People want respect, but are often unwilling to extend it. People long to be loved, but fail to demonstrate true affection. People desire mercy, but refuse to forgive even the smallest slights. We may be taught the “golden rule” from our youth, but we have a hard time practicing it.

“But I say to you who hear, Love your enemies, do good to those who hate you, bless those who curse you, pray for those who abuse you. To one who strikes you on the cheek, offer the other also, and from one who takes away your cloak do not withhold your tunic either. Give to everyone who begs from you, and from one who takes away your goods do not demand them back. And as you wish that others would do to you, do so to them.

“If you love those who love you, what benefit is that to you? For even sinners love those who love them. And if you do good to those who do good to you, what benefit is that to you? For even sinners do the same. And if you lend to those from whom you expect to receive, what credit is that to you? Even sinners lend to sinners, to get back the same amount.

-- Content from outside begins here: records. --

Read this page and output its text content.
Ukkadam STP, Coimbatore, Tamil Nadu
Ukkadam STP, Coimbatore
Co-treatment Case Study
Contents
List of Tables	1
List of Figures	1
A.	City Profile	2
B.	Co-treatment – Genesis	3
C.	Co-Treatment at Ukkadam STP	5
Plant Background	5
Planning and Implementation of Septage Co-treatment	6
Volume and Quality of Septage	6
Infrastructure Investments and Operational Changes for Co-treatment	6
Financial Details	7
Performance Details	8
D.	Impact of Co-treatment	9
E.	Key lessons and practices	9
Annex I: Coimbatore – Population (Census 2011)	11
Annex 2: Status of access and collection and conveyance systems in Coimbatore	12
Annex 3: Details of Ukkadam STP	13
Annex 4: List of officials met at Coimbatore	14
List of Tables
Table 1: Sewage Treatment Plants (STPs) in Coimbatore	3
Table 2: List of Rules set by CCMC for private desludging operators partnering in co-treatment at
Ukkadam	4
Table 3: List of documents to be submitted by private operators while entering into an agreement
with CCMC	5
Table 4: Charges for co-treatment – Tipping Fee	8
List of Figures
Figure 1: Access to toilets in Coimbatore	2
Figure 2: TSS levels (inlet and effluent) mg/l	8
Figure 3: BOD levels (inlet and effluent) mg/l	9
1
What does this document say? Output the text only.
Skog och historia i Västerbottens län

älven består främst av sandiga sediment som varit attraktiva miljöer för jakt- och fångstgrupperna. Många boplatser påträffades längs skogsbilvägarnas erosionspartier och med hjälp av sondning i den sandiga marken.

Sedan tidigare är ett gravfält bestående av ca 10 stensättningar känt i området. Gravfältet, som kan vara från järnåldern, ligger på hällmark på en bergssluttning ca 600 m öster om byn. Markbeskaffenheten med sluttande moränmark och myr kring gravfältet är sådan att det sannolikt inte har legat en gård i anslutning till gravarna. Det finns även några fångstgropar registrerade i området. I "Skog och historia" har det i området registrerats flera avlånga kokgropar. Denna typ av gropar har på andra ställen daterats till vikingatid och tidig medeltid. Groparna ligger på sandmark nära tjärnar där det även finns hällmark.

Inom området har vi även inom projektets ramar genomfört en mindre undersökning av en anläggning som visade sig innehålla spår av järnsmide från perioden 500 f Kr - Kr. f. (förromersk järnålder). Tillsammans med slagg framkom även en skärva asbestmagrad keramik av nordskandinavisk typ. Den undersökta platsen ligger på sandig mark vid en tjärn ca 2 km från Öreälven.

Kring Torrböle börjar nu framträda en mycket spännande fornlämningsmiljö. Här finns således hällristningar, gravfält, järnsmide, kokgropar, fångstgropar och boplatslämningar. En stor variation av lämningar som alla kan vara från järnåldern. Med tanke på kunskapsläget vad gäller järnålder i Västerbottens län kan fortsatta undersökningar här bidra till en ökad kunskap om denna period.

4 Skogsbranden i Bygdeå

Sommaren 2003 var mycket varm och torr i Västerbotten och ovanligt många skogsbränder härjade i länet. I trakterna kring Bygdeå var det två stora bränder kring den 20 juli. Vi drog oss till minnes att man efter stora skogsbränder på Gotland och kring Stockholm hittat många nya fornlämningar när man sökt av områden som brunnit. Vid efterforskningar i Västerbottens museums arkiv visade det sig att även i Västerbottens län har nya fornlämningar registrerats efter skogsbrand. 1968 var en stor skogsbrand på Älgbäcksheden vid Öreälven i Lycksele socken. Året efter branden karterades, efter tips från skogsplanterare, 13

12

But love your enemies, and do good, and lend, expecting nothing in return, and your reward will be great, and you will be sons of the Most High, for he is kind to the ungrateful and the evil.

Be merciful, even as your Father is merciful.

~ Luke 6.27-36, ESV, emphasis mine

I still remember the day I was baptized into Christ. It was a chilly Wednesday evening on March 24, 1994. I had been living in fear of being lost and wondering perplexedly over why I was even on this earth. I knew I had sinned multiple times and I was terrified that if something happened to me before I turned my life over to Christ, I would be lost forever. My friends and family looked on as my dad plunged me into the cool water. I came up filled with joy, water running over my face mingled with salty tears. I was an enemy no longer. God had forgiven me even though I had done nothing to deserve His great mercy.

How often do we extend mercy and love to the undeserving in our lives? How often do we treat them, the way that God treated us? What makes us more “deserving” than they?

My friends, this is the bottom line: we will be less easily offended and cause less offense if we practice the golden rule. We must love our neighbors, our brethren in Christ and our family members by extending to them the treatment we would like them to extend to us. We may not get our kindness returned, but that doesn’t really matter. We need to be merciful as God has been merciful to us.